Для того чтобы реб Рефоэл вынул руки из рукавов и сказал слово, должна была начаться война.
После этого она видела, как женщина рвала волосы на голове и кричала посреди улицы, что ее сын отправляется на фронт. Его отец так же ушел на предыдущую войну и не вернулся. «Я не переживу второй войны!» — кричала эта еврейка.
Только тогда мама по-настоящему поняла, что происходит. Она поднялась, оставила Рефоэла в подвальчике, а сама отправилась на кладбище молить умершего за своего сына. Она растянулась во весь рост на могиле первого мужа и кричала, чтобы он защитил их мальчика. Его дети от первой жены не служили в армии, так пусть похлопочет на небесах, чтобы их общий сын не служил тоже. Ее мытарства должны быть зачтены ей как заслуги, уверяла она. Пусть будут свидетелями ворота, в которых она торговала годами, что каждую пятницу вечером, как только синагогальный служка трижды стучал деревянным молотком, она бросала свой заработок и шла благословлять субботние свечи.

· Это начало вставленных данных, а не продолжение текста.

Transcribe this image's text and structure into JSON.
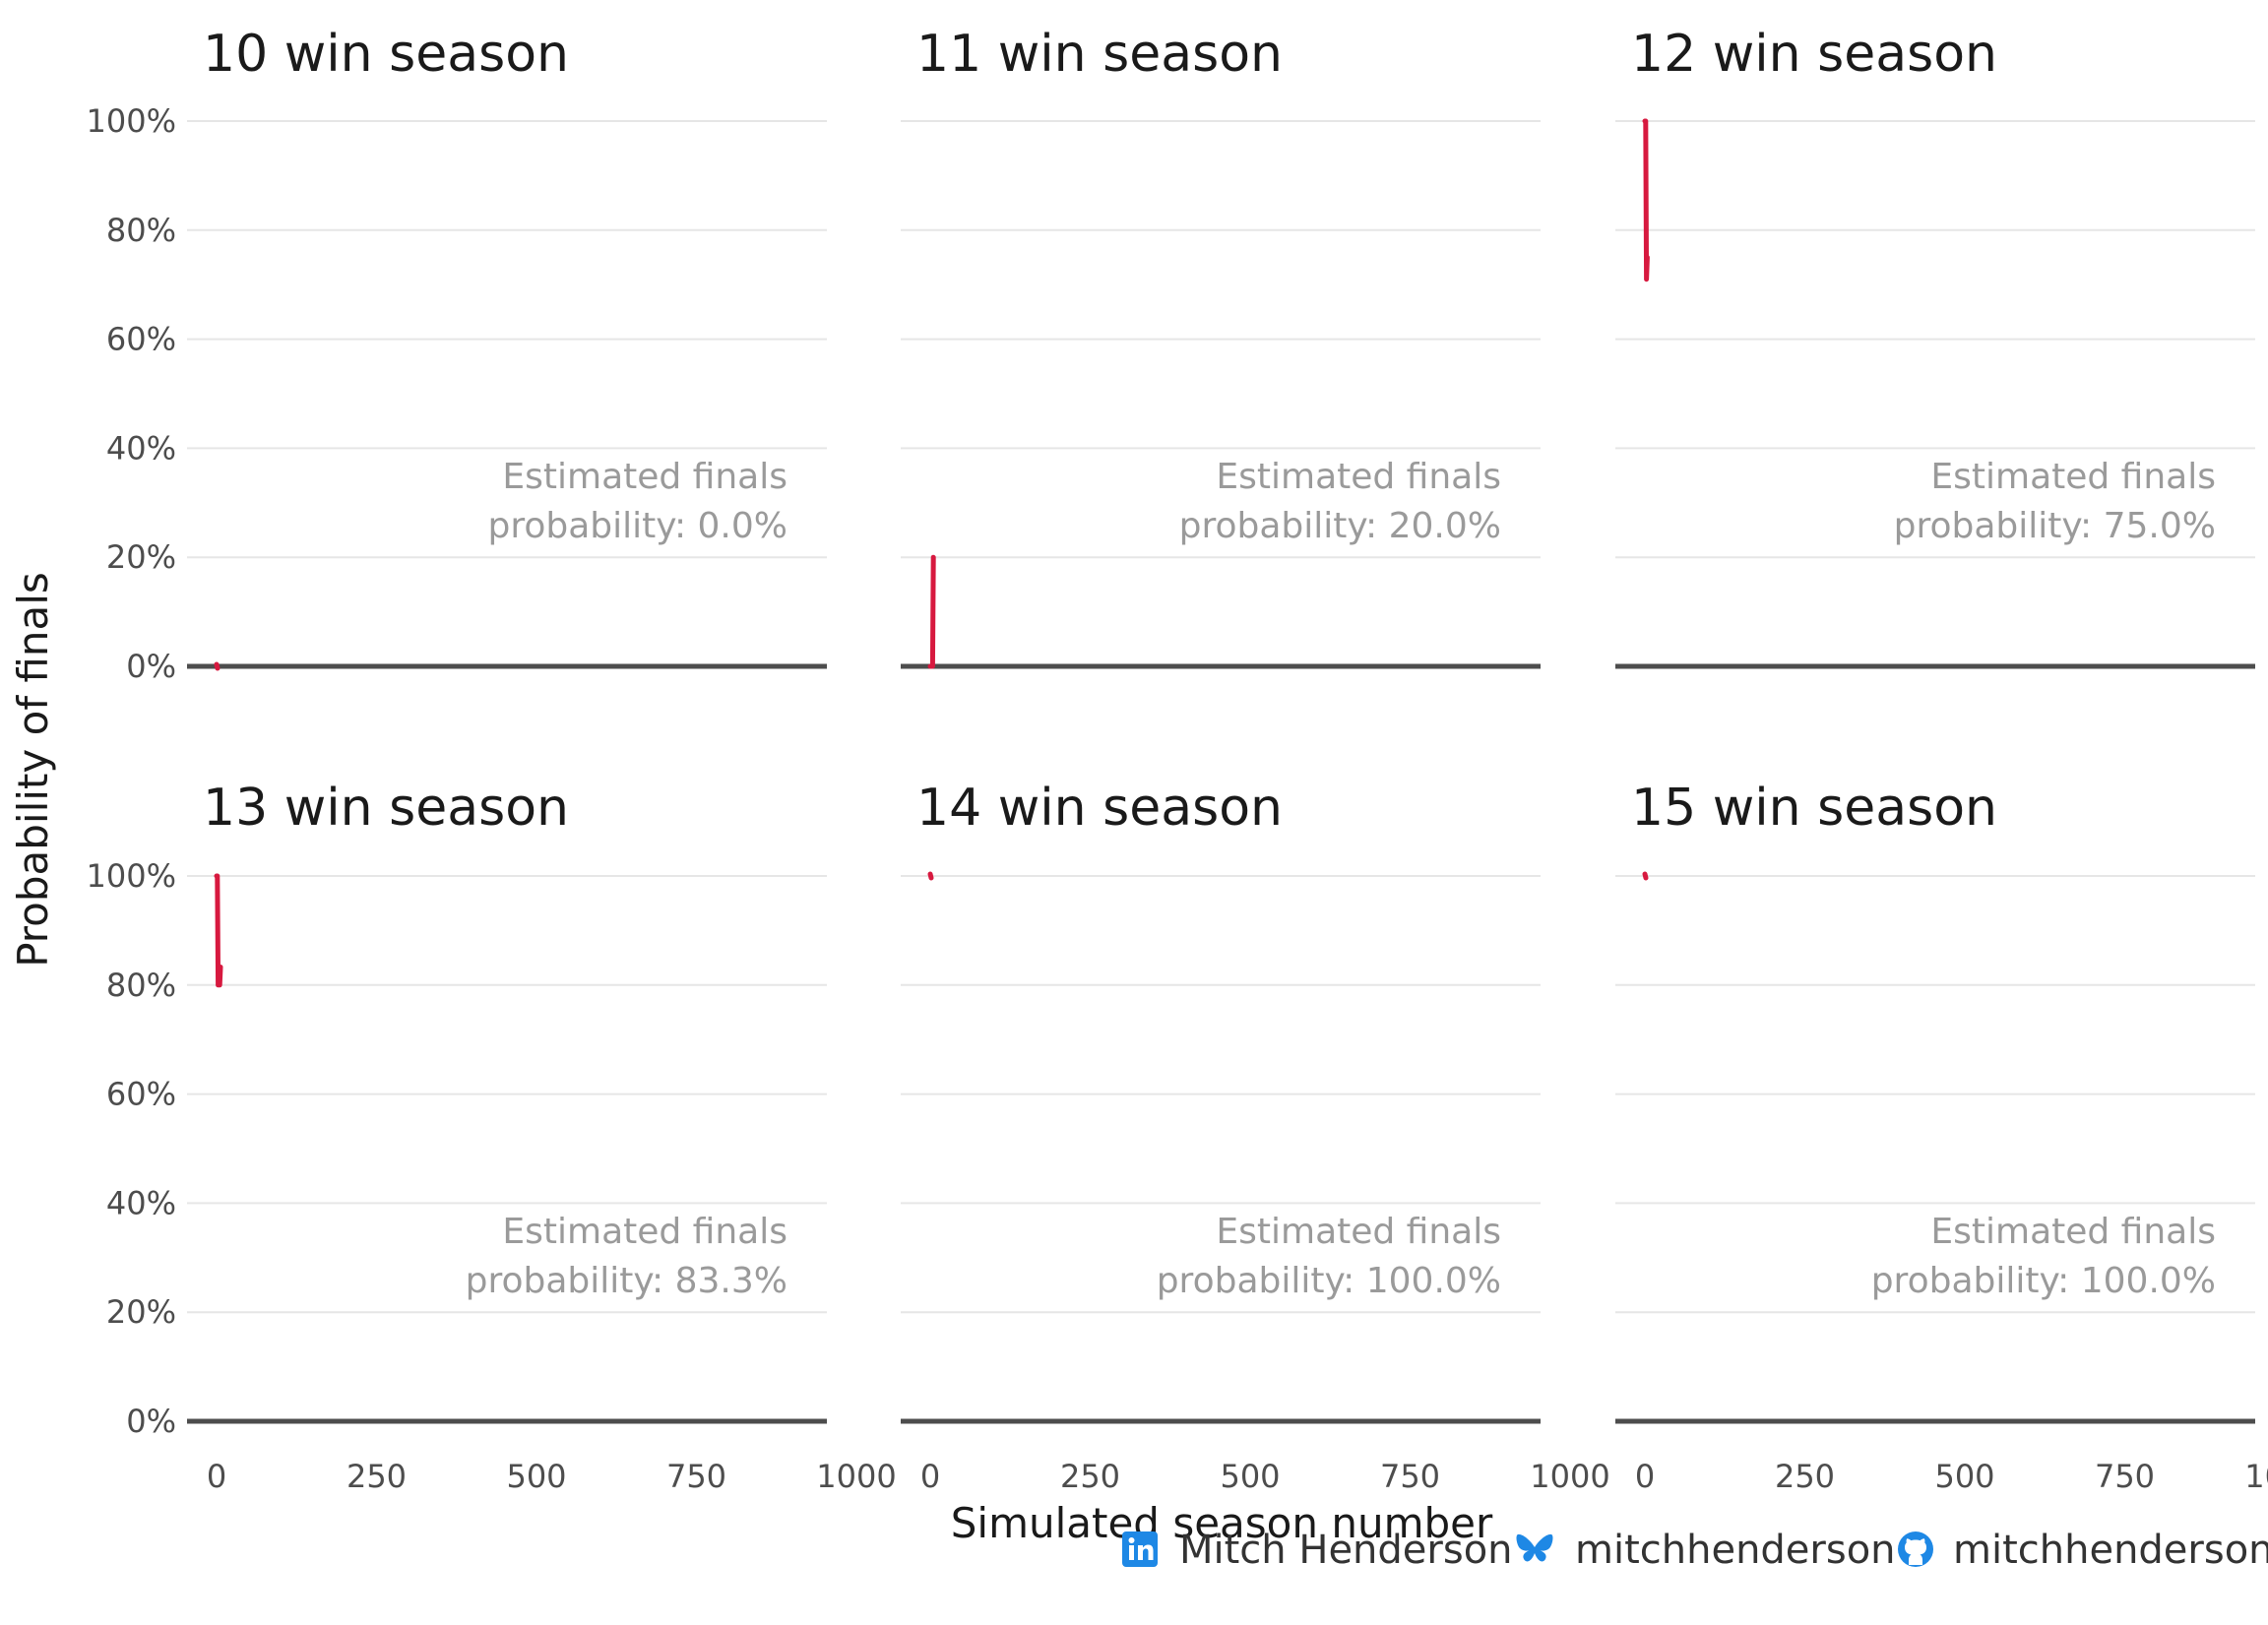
{
  "chart_data": {
    "type": "line",
    "xlabel": "Simulated season number",
    "ylabel": "Probability of finals",
    "xlim": [
      0,
      1000
    ],
    "ylim": [
      0,
      1
    ],
    "x_ticks": [
      "0",
      "250",
      "500",
      "750",
      "1000"
    ],
    "y_ticks": [
      "0%",
      "20%",
      "40%",
      "60%",
      "80%",
      "100%"
    ],
    "grid": true,
    "series_color": "#d7193f",
    "panels": [
      {
        "title": "10 win season",
        "annotation_line1": "Estimated finals",
        "annotation_line2": "probability: 0.0%",
        "x": [
          1,
          2,
          3,
          4
        ],
        "y": [
          0.0,
          0.0,
          0.0,
          0.0
        ]
      },
      {
        "title": "11 win season",
        "annotation_line1": "Estimated finals",
        "annotation_line2": "probability: 20.0%",
        "x": [
          1,
          2,
          3,
          4,
          5
        ],
        "y": [
          0.0,
          0.0,
          0.0,
          0.0,
          0.2
        ]
      },
      {
        "title": "12 win season",
        "annotation_line1": "Estimated finals",
        "annotation_line2": "probability: 75.0%",
        "x": [
          1,
          2,
          3,
          4
        ],
        "y": [
          1.0,
          1.0,
          0.71,
          0.75
        ]
      },
      {
        "title": "13 win season",
        "annotation_line1": "Estimated finals",
        "annotation_line2": "probability: 83.3%",
        "x": [
          1,
          2,
          3,
          4,
          5,
          6
        ],
        "y": [
          1.0,
          1.0,
          0.8,
          0.8,
          0.8,
          0.833
        ]
      },
      {
        "title": "14 win season",
        "annotation_line1": "Estimated finals",
        "annotation_line2": "probability: 100.0%",
        "x": [
          1,
          2,
          3
        ],
        "y": [
          1.0,
          1.0,
          1.0
        ]
      },
      {
        "title": "15 win season",
        "annotation_line1": "Estimated finals",
        "annotation_line2": "probability: 100.0%",
        "x": [
          1,
          2
        ],
        "y": [
          1.0,
          1.0
        ]
      }
    ]
  },
  "credits": [
    {
      "icon": "linkedin-icon",
      "label": "Mitch Henderson",
      "color": "#1e88e5"
    },
    {
      "icon": "bluesky-icon",
      "label": "mitchhenderson",
      "color": "#1e88e5"
    },
    {
      "icon": "github-icon",
      "label": "mitchhenderson",
      "color": "#1e88e5"
    }
  ]
}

Всевышний услышал ее молитвы — ее сын не успел пойти в армию. Не прошло и двух недель, как война закончилась. Мама прекрасно знала, что особенно радоваться нечему. В других странах война только началась, и евреи там тяжко страдают. Но в Вильну вошли русские, тепло одетые, не босые, как двадцать лет назад. Она считала, что, раз они тепло одеты и разъезжают по городу, вооруженные до зубов, можно успокоиться. Она горько ошибалась. Начался голод, выстроились длинные очереди за хлебом, и еврейские торговцы ходили по городу так, словно переживали непреходящее солнечное затмение.